Following is our collection of funniest Martinis jokes. There are some martinis carlsberg jokes no one knows (to tell your friends) and to make you laugh out loud. Take your time to read those puns and riddles where you ask a question with answers, or where the setup is the punchline. We hope you will find these martinis daiquiri puns funny enough to tell and make people laugh.
\- 2 Martinis, please.
\- Dry?
\- NEIN! ZWEI!
Shame on you for wanting a punchline.
This giraffe needs help.
During the war, two German spies were sent to London to gather valuable intel. To immerse themselves in the local culture they walk into a local pub and walk up to the bar. The first German says to the barman in an impeccable English accent
"May I have two Martinis please?"
"Dry?" asked the barman.
The German replied, holding up two fingers.
"Nein! Zwei!"
Two germans are visiting Paris in the early 50s. They want to order drinks, but they don't want to be thought of as germans, since it's post-WW2. So they practice their english accent for their order. Once it's ready, they go at the bar.
"Hello barman, may we have two martinis ?" asked one of the german.
"Dry ?" asked the barman.
"NEIN, ZWEI !"
***Seriously?!***
He wants to order something to drink for his wife and him.
"I'll have two martinis, please."
"Dry?" asks the bartender.
"NEIN, I SAID TWO!"
One is not enough, but three are WAY too many.
On the rocks.
He's hardly sat down before he's finished it and he asks Jane to mix him another, and being a caring, nurturing mate she does so. Again Tarzan makes it disappear and asks (nicely enough, to be fair) for still another one.
At this, Jane arches a delicate eyebrow and says "Three martinis? Before dinner?"
"Jane, you don't understand," sighs Tarzan. "It's a jungle out there!"
Three:
- one to fix the martinis
- one to call the electrician
- one to complain about how much better the old one was.
..but terrible at stealing tambourines.
You can explore martinis chardonnay reddit one liners, including funnies and gags. Read them and you will understand what jokes are funny? Those of you who have teens can tell them clean martinis cranberry dad jokes. There are also martinis puns for kids, 5 year olds, boys and girls.
In his later years, the comedian George Burns was being interviewed by a shapely female journalist.
FJ: Mr. Burns, is it true that at your age, you still smoke six cigars every day?

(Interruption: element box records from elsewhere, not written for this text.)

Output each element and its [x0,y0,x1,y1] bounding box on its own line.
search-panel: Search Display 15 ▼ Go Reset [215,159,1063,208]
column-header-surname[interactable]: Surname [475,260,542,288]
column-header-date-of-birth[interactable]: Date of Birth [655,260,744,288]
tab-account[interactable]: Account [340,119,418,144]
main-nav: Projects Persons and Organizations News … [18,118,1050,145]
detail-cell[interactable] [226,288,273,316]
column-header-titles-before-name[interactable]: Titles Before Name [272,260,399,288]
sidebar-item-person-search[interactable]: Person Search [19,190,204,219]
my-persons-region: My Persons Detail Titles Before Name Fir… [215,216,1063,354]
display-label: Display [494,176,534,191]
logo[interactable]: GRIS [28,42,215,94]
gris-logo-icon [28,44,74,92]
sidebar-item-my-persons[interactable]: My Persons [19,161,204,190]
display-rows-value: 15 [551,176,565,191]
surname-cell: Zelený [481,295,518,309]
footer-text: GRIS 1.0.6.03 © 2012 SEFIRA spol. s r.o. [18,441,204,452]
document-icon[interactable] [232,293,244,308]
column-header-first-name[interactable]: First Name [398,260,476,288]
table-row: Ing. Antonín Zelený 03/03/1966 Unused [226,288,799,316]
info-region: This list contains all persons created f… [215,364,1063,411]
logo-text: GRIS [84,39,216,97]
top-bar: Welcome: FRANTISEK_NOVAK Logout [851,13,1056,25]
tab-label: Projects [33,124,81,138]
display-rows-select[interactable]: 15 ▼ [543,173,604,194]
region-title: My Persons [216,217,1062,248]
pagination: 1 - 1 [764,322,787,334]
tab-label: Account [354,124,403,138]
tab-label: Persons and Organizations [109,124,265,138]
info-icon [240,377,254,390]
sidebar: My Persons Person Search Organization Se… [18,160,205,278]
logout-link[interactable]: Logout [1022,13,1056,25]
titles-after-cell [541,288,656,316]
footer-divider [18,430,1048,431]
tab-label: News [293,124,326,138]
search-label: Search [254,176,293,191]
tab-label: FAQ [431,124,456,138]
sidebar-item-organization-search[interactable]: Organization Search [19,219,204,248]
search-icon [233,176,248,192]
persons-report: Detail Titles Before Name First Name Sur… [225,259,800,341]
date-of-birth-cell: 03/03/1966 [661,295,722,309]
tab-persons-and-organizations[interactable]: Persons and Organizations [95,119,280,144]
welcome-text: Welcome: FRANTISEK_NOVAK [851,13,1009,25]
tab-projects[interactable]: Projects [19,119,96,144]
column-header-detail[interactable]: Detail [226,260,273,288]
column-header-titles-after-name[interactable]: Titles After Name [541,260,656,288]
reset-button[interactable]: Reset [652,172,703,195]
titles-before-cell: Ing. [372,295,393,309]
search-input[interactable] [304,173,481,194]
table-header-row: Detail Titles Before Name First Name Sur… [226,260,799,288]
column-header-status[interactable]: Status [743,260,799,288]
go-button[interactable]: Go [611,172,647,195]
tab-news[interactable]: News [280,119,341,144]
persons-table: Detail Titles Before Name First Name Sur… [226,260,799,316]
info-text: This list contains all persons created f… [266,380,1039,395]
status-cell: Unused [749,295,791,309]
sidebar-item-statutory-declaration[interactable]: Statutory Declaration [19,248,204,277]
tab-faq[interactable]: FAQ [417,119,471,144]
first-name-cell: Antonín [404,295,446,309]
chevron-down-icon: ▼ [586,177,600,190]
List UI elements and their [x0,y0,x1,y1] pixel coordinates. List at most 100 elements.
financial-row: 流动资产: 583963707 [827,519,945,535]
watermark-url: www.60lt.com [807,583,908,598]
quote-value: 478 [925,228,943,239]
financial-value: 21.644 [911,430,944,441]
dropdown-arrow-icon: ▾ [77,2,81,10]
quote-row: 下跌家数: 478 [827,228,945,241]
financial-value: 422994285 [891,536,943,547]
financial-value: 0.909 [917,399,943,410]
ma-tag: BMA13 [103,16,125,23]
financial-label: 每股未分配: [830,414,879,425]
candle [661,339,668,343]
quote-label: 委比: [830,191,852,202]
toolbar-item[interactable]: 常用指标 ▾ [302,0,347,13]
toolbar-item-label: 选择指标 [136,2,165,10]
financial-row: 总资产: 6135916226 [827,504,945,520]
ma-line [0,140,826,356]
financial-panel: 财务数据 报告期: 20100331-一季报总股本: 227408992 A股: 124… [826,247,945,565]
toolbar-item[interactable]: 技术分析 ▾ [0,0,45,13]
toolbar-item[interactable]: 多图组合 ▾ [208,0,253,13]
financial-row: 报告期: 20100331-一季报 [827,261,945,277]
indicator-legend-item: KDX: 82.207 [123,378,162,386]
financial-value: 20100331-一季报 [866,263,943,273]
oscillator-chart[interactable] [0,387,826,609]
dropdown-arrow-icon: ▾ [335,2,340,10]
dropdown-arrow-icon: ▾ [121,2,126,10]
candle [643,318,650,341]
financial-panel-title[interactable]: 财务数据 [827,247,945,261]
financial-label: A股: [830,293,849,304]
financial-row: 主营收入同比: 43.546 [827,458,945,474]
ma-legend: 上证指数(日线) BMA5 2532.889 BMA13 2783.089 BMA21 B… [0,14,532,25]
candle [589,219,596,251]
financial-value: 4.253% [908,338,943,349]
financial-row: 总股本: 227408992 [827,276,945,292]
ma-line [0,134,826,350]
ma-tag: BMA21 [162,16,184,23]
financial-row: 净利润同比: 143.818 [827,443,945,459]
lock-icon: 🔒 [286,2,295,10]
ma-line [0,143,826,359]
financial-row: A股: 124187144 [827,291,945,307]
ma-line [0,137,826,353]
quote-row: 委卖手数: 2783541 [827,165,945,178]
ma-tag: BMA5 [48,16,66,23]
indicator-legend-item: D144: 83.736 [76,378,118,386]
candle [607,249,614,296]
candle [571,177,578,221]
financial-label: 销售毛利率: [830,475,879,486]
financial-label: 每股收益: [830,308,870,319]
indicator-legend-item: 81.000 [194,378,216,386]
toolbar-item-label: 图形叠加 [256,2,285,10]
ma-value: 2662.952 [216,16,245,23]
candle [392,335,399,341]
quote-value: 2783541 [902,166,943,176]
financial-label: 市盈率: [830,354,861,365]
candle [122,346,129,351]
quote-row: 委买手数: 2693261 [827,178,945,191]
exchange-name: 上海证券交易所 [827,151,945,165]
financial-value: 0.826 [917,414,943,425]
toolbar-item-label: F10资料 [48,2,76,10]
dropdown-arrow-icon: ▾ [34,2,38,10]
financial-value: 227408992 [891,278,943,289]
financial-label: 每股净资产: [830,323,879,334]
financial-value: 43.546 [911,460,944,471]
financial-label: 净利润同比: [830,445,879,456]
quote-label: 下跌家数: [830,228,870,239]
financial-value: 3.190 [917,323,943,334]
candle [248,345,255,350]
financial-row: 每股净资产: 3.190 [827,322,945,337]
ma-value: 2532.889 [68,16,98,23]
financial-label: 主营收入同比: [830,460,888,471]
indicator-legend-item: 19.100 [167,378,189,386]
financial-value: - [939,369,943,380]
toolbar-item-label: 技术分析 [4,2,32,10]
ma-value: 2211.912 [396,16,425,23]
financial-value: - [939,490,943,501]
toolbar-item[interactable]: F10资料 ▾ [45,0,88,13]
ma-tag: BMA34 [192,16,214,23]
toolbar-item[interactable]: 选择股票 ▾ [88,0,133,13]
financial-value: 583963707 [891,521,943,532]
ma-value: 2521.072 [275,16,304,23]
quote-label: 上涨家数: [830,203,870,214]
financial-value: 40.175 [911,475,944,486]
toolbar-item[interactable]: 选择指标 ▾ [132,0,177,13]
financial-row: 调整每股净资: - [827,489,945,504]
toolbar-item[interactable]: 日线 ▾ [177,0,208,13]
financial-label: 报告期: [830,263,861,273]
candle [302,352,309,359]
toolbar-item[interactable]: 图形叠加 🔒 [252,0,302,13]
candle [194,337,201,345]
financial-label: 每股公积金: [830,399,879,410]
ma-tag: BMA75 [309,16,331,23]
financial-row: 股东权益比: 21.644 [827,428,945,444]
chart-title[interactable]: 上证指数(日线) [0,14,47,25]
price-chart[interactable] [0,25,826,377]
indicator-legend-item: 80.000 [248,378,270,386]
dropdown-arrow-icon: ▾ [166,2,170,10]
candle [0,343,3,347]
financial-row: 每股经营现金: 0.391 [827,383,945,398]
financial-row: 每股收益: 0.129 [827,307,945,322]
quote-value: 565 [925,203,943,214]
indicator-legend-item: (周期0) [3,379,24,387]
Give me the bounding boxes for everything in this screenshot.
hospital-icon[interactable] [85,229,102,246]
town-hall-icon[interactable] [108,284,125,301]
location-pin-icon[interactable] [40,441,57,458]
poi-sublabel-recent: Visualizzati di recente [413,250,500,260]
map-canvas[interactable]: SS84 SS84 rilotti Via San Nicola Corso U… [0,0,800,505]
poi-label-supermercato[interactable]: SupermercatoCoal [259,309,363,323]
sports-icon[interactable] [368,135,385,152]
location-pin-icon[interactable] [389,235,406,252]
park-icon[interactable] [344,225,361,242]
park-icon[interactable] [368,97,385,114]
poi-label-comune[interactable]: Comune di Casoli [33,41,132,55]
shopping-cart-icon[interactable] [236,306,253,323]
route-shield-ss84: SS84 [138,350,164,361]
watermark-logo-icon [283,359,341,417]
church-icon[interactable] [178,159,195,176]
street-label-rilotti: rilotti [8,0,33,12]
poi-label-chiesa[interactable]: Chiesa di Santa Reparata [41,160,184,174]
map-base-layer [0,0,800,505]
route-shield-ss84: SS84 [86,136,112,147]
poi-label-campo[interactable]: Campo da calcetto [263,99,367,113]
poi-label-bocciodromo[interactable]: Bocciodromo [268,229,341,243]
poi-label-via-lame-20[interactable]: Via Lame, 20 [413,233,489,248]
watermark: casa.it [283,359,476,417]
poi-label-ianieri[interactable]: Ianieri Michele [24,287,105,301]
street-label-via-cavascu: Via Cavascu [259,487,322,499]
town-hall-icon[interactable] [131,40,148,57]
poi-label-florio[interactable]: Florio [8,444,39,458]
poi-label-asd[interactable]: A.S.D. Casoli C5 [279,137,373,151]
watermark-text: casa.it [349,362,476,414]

GB: (eyes downcast) Yes, it's true.
FJ: And is it true you drink 3 or 4 martinis every day?
GB: Yes, that's true.
FJ: And is it true that you still chase after women half your age?
GB: Yes, I do.
FJ: What does your doctor have to say about all this?
GB: He's dead.
Shaken. Not stirred
He'll shake his own martinis and he's got a license to spill.
Because he hated olive juice.
The girl says, "What's a lamb dinner?"
The guy says, "Six martinis and a piece of ewe."
Just think that there are jokes based on truth that can bring down governments, or jokes which make girl laugh. Many of the martinis draught jokes and puns are jokes supposed to be funny, but some can be offensive. When jokes go too far, are mean or racist, we try to silence them and it will be great if you give us feedback every time when a joke become bullying and inappropriate.
We suggest to use only working martinis sauce piadas for adults and blagues for friends. Some of the dirty witze and dark jokes are funny, but use them with caution in real life. Try to remember funny jokes you've never heard to tell your friends and will make you laugh.